OPINION:
In an extraordinary move, the Supreme Court just stopped a judge from assuming control of the presidency. U.S. District Judge Amir Ali had issued an ultimatum giving the administration until midnight Wednesday to restore funding to grant recipients of the U.S. Agency for International Development.
Aside from the practical difficulty of cutting $2 billion worth of checks on a few hours’ notice, compliance would have meant distributing cash to groups that the White House has identified as being involved in wasteful or fraudulent activity or organizations whose mission conflicts with U.S. foreign policy goals.
Chief Justice John G. Roberts Jr. recognized the danger of allowing an inferior magistrate to command executive authority in such a brazen way. He suspended Judge Ali’s over-the-top directives while reasoned arguments in the case are considered.
Judge Ali’s colleague on the D.C. bench, Judge Amy Berman Jackson, is likewise pushing the boundaries of her power. Still, the high court let her decree to install Hampton Dellinger, a Biden appointee, as head of the special counsel’s office slide for a few days.
“The court effectively commanded the President and other Executive Branch officials to recognize and work with someone whom the President sought to remove from office,” Justice Neil M. Gorsuch wrote in describing Judge Jackson’s directive.
Dissenting from his colleagues’ decision to wait and see what happens, Justice Gorsuch said our history shows no example of the judiciary reinstating an official who wields prosecutorial power. There’s a good reason it hasn’t happened because it’s a recipe for mischief.
Mr. Dellinger is now restocking federal agencies with probationary employees, and the White House has terminated them. He is undermining the administration from within.
Since the 19th century, the Supreme Court has said it is “well settled” that courts have “no jurisdiction over the appointment and removal of public officers.” That’s a polite way of saying what Judge Jackson is doing is lawless.

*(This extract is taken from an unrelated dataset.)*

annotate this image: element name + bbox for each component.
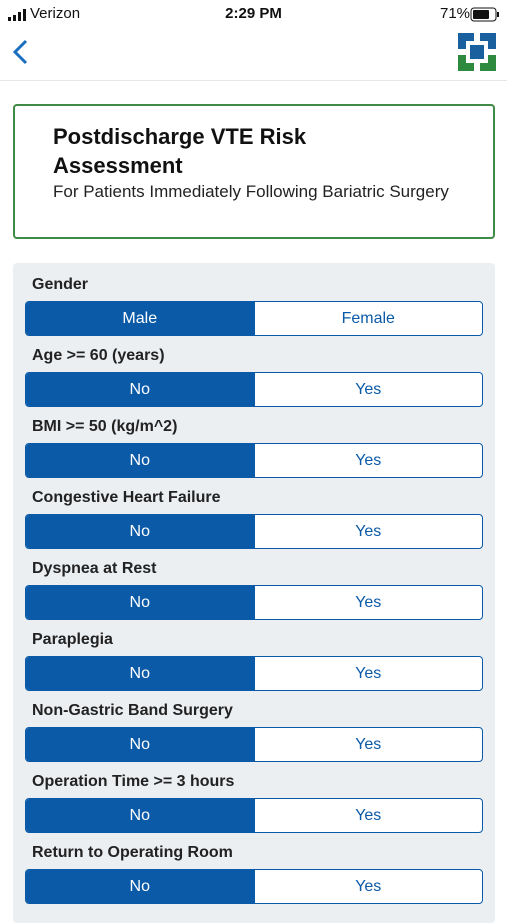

If he ultimately prevails, Mr. Dellinger should receive monetary compensation for lost wages, nothing more. The high court justices will eventually arrive at this conclusion, but they hesitate to take action in the early stage of a dispute, even though this is where a lot of damage is being done.
Dozens of federal courts in carefully selected blue jurisdictions are hearing similar cases seeking to reverse the president’s policies. A few of these efforts have been tossed out, while others proceed. Partisan jurists such as Judges Ali and Jackson are trying to stall the elected president’s momentum by using nationwide injunctions to block the implementation of his agenda.
House Republicans have introduced impeachment resolutions against two other activist judges, but this is performative. Without evidence, these magistrates are wielding the gavel to fill their own pockets with taxpayer money. They will never come anywhere near the two-thirds threshold in the Senate for removal.
Rep. Darrell Issa, California Republican, has more serious reform in mind. On Monday, he introduced the No Rogue Rulings Act, which would forbid district judges from issuing nationwide injunctions that apply to individuals who aren’t a party in the lawsuit.
“Nowhere in our Constitution is a single federal judge given absolute power over the President or the people of the United States,” he wrote on X.
It’s the Supreme Court’s job to ensure inferior magistrates behave themselves, and right now, the justices aren’t doing enough. If the high court won’t curtail nationwide injunctions, Congress must take this power away from them.